Edward Fuglø’s drawings illustrate the Faroese legend of a female selkie, a mythological creature capable of transforming from seal to human by shedding its skin, who is forced to live as a human when a young man from the village of Mikladalur steals her sealskin. – Eli Tausen á Lava
Søgnin um Kópakonuna í 10 Myndum is receiving its UK premiere by kind permission of the composer and the Aura Duo, who commissioned the piece to perform at Sumartónar in the Faroe Islands.
Wogen – Kári Bæk
Transcribed for viola by Katherine Wren
Wogen captures the shifting moods of the sea. The piece has a sense of voyaging, a sense that gains momentum as the piece progresses. It ends with a hymn-like passage from a stanza of Sinklar’s Visa set to a tune from the island of Nólsoy, in which the Scottish mercenary is warned by a mermaid not to engage in battle with the Norwegians. – Katherine Wren
Aud by Linda Buckley
It has been a strange yet uplifting experience to create a work so immersed in adventure and travel, while those parts of our lives for now, remain on hold – almost suspended in time…
This marks another chapter in a long and deeply felt connection to those expansive landscapes of Iceland and the Scottish Isles, perhaps rooted in my own first breaths of home, born in the Old Head of Kinsale in the south of Ireland, a headland jutting out into the Atlantic Ocean.
The story of Aud the Deep-Minded has been immensely inspiring to me, this strong Viking woman who showed great courage throughout her life, through her travels from Norway to Scotland and north to Iceland.
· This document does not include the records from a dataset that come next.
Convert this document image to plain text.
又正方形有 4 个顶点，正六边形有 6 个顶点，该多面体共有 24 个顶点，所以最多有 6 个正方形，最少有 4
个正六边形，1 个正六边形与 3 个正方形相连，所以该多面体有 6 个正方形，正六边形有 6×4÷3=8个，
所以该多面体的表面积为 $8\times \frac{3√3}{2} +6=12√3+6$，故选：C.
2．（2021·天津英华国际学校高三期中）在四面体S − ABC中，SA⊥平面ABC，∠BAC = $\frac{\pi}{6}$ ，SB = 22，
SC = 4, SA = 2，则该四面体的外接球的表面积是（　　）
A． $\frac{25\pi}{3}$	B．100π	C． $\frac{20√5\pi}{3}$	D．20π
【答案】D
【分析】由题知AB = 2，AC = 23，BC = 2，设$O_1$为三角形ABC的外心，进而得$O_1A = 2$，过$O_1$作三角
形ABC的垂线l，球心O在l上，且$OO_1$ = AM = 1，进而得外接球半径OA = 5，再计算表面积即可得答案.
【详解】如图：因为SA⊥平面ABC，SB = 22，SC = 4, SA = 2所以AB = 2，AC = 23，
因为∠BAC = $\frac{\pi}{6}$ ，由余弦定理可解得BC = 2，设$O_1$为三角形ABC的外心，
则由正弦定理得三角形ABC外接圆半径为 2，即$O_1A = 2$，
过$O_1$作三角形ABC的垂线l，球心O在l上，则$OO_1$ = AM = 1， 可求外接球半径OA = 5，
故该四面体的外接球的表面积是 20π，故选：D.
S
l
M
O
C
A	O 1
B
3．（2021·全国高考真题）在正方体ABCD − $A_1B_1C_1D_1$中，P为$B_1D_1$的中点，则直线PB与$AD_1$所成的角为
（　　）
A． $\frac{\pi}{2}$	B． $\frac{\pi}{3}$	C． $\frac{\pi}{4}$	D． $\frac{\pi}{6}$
My own musical interests seep into this work, from the droning of the hardanger fiddle in Norwegian folk music, to the restless energy of Scottish and Irish dance tunes, to field recordings of wind and ice made in rural Iceland.
I wish to thank Katherine Wren for bringing this project to life, and for shining a light on these important historical figures from the Icelandic sagas – giving new voice to their stories.
Commissioned with support from the PRS Foundation Women Make Music Fund.
Korona Trot – Anni Helena Lamhauga
Anni Helena Lamhauge lives in the Faroe Islands and was the winner of our recent “Seastories” Competition. Her winning piece, “Korona Trot” was written as she looked out over the sea from her home as she quarantined. The title is a play on words as “trot” in Faroese means to be tired of something.
The Dromer – Traditional arr. Danish String Quartet
The Dromer appears in a collection of tunes in Denmark made by the Bast Brothers from 1763-1782. It is a so-called “English Dance”, In the last half of the 18th Century, dances from the British Isles were very much in fashion in Denmark. The peculiar titrle of this tune is probably a misspelling of “The Drummer”, which is a fairly well knwn Scottish reel that is identical to the melody notated by the Bast Brothers. “The drummer” started to appear in British tune collections around 1700 and it later morphed into the quite famous Scottish song, “The Piper o’Dundee” that was used to “stir up the chiefs and their clans” during the Jacobite Rising. – Danish String Quartet
The Dromer is performed by kind permission of the Danish String Quartet.